Reactive species play important roles in plasma treatments of surfaces, including polymers, metals, water, and living tissues. To elucidate the surface reaction mechanism, it is crucial to measure the effect of each type of reactive species on the surface treatment. Accordingly, we previously developed a method to selectively supply OH or O radicals to a surface placed in room air. Ar/H2O or Ar/O-2 gas flowing through a quartz tube is irradiated with a vacuum ultraviolet lamp, causing photodissociation of H2O and O-2 to produce OH and O. The resulting gas flows to the surface from the tube end. The O density supplied to the surface, however, is only approximately 1x10(12) cm (-3) according to our simulation, which is not sufficient to determine the surface treatment effect of O atoms. Therefore, in this study, a new method is proposed, supplying O atoms with a density that is two orders of magnitude higher. Specifically, CO2 gas is used as the medium to be photodissociated instead of O-2 gas. The performance of this method is discussed herein using simulation results.
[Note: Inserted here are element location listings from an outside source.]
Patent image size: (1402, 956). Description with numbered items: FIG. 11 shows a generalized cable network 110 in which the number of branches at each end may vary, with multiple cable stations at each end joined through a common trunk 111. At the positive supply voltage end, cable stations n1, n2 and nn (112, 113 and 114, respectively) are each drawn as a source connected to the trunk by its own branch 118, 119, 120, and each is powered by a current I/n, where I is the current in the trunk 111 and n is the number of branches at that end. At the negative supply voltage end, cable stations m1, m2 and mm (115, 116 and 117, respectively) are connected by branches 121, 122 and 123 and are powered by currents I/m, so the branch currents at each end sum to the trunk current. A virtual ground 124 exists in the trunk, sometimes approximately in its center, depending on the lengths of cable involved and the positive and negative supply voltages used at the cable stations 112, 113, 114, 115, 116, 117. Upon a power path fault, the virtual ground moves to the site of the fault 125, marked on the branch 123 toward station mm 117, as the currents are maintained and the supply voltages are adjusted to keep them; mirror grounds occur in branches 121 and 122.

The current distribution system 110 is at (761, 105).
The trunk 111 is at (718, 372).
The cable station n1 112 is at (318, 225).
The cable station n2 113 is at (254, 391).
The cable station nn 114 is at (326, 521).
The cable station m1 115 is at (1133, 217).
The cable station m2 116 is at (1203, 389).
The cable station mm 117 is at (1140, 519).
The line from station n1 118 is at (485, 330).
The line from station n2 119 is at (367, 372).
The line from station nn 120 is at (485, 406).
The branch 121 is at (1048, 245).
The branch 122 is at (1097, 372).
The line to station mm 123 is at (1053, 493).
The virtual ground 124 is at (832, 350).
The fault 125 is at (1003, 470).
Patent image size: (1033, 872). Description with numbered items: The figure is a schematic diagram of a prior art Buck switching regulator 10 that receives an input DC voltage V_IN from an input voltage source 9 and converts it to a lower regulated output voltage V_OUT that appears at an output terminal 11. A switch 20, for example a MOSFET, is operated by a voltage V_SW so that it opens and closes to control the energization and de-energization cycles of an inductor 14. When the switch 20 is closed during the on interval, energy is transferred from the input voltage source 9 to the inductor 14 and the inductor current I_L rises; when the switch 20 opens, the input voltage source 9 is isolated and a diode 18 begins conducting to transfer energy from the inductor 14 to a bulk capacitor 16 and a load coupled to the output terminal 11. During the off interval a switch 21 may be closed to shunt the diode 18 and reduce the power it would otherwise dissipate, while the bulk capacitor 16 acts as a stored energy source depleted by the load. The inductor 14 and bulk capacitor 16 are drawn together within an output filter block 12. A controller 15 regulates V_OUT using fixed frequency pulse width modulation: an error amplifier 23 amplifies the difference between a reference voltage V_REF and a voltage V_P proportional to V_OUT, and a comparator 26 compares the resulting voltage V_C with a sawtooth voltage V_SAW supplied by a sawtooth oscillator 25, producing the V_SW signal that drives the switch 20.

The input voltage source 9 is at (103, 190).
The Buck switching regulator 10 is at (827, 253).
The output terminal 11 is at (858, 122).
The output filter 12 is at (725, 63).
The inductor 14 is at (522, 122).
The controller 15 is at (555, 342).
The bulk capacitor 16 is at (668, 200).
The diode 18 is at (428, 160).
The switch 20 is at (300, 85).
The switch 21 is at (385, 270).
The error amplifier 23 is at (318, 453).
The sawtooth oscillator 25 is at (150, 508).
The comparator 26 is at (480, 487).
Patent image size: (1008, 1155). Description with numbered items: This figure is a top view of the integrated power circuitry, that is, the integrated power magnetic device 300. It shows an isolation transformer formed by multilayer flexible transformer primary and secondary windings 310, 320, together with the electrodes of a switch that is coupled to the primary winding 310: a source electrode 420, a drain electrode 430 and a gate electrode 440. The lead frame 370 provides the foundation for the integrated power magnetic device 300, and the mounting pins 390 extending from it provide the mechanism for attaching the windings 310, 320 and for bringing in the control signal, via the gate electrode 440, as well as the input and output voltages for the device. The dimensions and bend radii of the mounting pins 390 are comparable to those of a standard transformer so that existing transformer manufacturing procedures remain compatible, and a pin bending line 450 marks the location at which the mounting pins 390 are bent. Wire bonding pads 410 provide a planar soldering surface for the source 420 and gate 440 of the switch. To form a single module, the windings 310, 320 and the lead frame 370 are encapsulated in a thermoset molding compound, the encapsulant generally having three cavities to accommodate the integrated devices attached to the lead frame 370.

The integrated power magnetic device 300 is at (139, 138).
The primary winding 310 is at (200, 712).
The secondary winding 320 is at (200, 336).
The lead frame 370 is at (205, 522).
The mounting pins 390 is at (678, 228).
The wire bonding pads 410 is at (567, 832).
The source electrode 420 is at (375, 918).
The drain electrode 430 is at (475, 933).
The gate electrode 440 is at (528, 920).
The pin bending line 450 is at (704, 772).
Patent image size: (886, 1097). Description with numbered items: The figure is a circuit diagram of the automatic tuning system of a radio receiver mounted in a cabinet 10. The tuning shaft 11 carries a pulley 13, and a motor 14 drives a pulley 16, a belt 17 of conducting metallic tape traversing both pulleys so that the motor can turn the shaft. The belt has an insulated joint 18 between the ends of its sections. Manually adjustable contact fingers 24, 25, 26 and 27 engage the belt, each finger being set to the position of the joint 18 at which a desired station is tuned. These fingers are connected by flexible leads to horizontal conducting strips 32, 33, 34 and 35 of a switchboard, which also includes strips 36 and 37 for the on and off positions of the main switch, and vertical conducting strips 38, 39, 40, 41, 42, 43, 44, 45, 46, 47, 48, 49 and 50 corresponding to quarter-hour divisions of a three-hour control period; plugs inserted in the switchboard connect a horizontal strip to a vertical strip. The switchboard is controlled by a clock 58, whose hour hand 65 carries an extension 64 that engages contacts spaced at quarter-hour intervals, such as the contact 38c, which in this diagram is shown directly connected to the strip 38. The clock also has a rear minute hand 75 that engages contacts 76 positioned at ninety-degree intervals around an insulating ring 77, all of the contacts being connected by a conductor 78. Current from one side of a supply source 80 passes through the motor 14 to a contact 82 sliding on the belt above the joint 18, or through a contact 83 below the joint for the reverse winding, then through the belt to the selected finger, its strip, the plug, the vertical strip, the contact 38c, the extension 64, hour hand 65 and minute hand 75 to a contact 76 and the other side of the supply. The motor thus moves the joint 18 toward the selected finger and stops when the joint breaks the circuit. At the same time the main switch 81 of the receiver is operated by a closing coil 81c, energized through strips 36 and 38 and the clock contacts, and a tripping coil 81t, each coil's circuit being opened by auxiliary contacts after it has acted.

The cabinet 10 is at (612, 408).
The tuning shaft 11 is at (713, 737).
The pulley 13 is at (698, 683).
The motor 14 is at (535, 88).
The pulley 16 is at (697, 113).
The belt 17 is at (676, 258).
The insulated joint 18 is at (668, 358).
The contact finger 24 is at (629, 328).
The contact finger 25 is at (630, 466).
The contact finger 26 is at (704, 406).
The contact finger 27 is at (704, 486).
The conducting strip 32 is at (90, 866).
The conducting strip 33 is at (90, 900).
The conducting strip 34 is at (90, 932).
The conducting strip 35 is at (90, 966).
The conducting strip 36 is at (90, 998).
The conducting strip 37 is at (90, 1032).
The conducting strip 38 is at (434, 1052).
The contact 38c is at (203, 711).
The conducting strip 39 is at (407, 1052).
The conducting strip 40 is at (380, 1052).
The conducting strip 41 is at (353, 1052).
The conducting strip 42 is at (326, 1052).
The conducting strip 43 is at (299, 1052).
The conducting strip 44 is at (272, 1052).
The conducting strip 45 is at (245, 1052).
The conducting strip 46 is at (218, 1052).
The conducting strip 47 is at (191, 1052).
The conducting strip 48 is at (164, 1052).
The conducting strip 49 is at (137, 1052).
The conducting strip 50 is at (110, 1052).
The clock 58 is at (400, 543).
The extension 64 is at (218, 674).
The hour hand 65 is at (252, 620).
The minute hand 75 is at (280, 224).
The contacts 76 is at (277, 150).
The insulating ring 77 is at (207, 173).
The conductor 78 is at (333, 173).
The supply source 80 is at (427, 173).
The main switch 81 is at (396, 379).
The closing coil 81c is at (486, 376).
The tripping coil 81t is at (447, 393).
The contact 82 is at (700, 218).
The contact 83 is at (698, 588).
The maximum O density supplied to the surface reaches 1x10(14) cm(-3) according to the simulation. Additionally, the experimental results demonstrate that the newly developed method can supply a sufficient amount of O atoms to selectively measure the effect of O atoms on the surface treatment of polypropylene (PP). In particular, the water contact angle (WCA) is considered as an index of the surface treatment. As a result, O atoms decrease the WCA of the PP surface at rates of the same order of magnitude as OH.